E' proprio così, ci sono elementi comuni in tutti quei tentativi, passati e presenti, di "rigenerare", su questa terra, l'uomo sulla base di una idea del "bene" da estendere a tutta l'umanità. Per Grossmann, invece, il "bene" esiste come valore universale, eccome se esiste, é un istinto, una "luce" che accende i cuori degli uomini semplici, non si impone ma si manifesta nello scorrere dei milioni di destini individuali, non nei movimenti di massa.
Sempre attraverso il povero Ikonnikov: "La storia degli uomini non è dunque la lotta del bene che cerca di sconfiggere il male. La storia dell'uomo è la lotta del grande male che cerca di macinare il piccolo seme dell'umanità. Ma se anche in momenti come questi l'uomo serba qualcosa di umano, il male é destinato a soccombere".
Temo che, proclamando la unicità della Shoah, si rischia di portarla fuori dalla storia o di circoscriverne la portata, riducendola nell'ambito della critica all'ideologia nazista.
Sarebbe comunque sbagiato limitarsi ad estendere il concetto alla realtà sovietica. Bensì occorre andare oltre la critica delle ideologie, riconoscere che il male é pervasivo e ingoia come una marea gli uomini approfittando della loro debolezza. Moltitudini di "non tedeschi" e "non nazisti" con la loro complicità o indifferenza resero possibile uno sterminio che, da un punto di vista puramente logistico, non poteva essere eseguito solo dagli zelanti uomini sottoposti agli ordini del Fuhrer. Tantissimi intellettuali, funzionari, parenti, amici, vicini, magari neanche iscritti al partito, hanno contribuito alla macchina della delazione e della deportazione staliniana.
In definitiva, piuttosto che accapigliarsi con la nomenclatura e le classifiche generali degli orrori bisognerebbe riconoscere che questi sono parte integrante del nostro destino. E che, sotto forme diverse e ingannevoli, processi analoghi potrebbero essere in atto o stare per manifestarsi proprio oggi. E' compito nostro preservare quel "piccolo seme" che, secondo Grossman, consentirà all'uomo di rimanere tale.
Mi scuso per la lunghezza del commento.
Credo che non sia facile prescindere dall'emotività quando si parla di queste cose, e purtroppo è difficile non essere tentati dal fare a gara a chi ha avuto il genocidio più grosso.
Dalla rivoluzione francese la storia è costellata di massacri di varia natura e di varia entità. Non dimentichiamo quello della Vandea, che cito non in quanto cattolico, ma perchè è stato il primo della serie "illuministica".
Anche quello fu un massacro di pulizia ideologica. In Francia è, ipso facto, vietato parlarne.
Penso tuttavia che in determinati contesti storici si creino le condizioni per cui la massa sia portata a identificare un nemico e a volerne l'annientamento, su istigazione del potere. Ma il potere nulla potrebbe senza l'appoggio della massa che di per se non ha volontà, ma è composta da individui che hanno la facoltà di scegliere.
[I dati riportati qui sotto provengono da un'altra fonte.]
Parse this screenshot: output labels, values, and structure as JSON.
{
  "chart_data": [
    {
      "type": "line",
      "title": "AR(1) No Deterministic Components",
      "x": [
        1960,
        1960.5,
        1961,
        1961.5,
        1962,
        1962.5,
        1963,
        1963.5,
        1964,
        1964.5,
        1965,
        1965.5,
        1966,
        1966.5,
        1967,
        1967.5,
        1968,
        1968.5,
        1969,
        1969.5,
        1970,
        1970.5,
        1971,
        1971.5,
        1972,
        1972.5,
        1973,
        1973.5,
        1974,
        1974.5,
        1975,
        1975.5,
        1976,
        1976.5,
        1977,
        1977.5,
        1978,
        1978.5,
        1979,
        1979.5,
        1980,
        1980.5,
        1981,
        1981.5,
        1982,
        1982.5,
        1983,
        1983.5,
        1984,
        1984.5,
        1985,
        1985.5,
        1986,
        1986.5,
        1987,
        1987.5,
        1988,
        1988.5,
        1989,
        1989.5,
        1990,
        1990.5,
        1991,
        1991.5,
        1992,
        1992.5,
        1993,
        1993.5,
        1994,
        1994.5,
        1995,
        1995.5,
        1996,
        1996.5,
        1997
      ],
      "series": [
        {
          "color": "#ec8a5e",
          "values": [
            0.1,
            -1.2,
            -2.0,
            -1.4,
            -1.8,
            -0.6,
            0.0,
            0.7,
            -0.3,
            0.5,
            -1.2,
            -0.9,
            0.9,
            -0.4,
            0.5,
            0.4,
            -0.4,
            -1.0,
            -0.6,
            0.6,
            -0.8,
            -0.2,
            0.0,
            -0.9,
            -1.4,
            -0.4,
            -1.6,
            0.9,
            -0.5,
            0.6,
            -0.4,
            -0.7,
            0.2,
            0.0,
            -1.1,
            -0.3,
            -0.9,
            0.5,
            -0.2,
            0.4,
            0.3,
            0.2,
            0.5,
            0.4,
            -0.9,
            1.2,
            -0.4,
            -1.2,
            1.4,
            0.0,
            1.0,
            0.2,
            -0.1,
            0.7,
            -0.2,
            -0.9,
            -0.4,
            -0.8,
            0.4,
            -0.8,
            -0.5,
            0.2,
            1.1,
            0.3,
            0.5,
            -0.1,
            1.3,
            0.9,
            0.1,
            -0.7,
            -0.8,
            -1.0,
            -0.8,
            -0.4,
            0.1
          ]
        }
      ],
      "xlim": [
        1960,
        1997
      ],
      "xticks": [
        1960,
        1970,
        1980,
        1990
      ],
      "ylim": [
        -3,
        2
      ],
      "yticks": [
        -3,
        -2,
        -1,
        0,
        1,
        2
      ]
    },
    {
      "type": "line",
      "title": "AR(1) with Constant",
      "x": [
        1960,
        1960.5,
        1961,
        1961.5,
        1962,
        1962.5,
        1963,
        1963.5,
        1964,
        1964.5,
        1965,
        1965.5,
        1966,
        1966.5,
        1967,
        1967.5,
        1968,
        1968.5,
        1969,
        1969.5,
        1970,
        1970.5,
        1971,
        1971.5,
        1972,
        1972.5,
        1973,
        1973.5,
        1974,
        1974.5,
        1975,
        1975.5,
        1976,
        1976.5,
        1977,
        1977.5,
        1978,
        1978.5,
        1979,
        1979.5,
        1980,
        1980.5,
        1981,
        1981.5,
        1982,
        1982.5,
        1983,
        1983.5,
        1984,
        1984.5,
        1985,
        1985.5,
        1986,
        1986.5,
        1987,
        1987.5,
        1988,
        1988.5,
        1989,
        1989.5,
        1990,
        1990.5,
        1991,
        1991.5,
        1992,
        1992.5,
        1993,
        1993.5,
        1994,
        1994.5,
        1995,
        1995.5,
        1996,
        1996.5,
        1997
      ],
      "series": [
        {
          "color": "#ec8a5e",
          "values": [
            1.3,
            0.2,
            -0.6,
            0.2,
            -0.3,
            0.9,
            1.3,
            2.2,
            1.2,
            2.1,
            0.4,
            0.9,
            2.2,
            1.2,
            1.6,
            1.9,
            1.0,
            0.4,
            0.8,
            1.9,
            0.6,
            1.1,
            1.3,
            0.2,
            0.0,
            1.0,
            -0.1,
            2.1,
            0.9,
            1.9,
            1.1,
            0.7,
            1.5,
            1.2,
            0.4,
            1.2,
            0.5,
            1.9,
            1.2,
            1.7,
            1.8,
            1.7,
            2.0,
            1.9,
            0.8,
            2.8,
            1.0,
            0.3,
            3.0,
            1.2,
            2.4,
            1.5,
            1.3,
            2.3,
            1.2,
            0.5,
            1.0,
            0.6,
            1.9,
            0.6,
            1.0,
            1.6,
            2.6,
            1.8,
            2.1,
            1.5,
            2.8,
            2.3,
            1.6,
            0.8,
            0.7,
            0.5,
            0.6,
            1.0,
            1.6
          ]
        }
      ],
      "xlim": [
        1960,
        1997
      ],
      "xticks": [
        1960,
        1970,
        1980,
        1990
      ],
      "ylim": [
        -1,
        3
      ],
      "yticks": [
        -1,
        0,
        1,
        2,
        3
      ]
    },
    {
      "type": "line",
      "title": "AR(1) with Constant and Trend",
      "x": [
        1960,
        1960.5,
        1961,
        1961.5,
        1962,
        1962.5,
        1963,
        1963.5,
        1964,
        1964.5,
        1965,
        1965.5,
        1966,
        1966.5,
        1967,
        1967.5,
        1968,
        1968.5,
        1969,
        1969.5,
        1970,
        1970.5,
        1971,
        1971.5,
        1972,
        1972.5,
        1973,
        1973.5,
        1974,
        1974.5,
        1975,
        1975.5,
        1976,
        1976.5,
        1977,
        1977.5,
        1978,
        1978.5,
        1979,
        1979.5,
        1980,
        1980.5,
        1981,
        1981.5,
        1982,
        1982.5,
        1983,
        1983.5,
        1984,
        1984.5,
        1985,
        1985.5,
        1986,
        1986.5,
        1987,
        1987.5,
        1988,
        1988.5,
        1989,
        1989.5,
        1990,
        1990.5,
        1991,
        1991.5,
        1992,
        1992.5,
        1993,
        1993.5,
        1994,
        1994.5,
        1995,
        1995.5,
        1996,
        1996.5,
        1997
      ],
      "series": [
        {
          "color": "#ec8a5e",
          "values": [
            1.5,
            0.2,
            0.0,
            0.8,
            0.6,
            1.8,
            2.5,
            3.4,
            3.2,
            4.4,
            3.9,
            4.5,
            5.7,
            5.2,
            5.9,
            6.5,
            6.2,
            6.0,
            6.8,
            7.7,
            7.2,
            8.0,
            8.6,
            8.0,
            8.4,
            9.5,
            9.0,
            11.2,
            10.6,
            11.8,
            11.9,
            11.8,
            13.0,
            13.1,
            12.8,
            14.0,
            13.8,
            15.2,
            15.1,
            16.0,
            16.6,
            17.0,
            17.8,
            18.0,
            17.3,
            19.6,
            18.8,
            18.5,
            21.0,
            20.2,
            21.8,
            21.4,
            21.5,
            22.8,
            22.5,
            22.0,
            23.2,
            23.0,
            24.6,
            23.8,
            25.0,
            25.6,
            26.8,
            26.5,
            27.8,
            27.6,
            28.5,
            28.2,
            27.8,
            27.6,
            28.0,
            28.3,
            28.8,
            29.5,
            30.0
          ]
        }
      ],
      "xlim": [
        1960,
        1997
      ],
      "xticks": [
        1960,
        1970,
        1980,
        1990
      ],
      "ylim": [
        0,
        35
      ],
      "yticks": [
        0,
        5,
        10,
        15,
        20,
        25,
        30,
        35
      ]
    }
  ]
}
Quindi meglio non dimenticare di pregare Dio affinchè ci illumini e ci faccia scegliere il bene, e soprattutto che ci dia la forza e il coraggio di perseguirlo.
Ricordo male o Günther Grass disse, dopo la caduta del muro di Berlino, che la DDR avrebbe dovuto incorporare la Germania Occidentale e non viceversa, come avvenne? Quando nel 2006 egli dichiarò, in un'intervista al giornale Frankfurter Allgemeine Zeitung, di aver militato durante la guerra nella 10. SS-Panzer-Division "Frundsberg" delle Waffen-SS, come volontario, mi sembrò un personaggio illiberale e antidemocratico, ma coerente.
Ho letto l'intervista, quel che mi ha colpito è stato il riferimento agli 8 milioni di militari tedeschi prigionieri, di cui 2 soli tornati.
Col che vi sarebbe anche una simmetria col numero delle vittime della Shoah.
A me risultano dati completamente inventati e mi domando come e perchè una persona della sua cultura abbia potuto fare un simile errore.
Vedo invece che si dimentica dei 3 milioni di prigionieri di guerra russi morti, quelli sì, nei lager tedeschi.
Insomma un intervista davvero discutibile.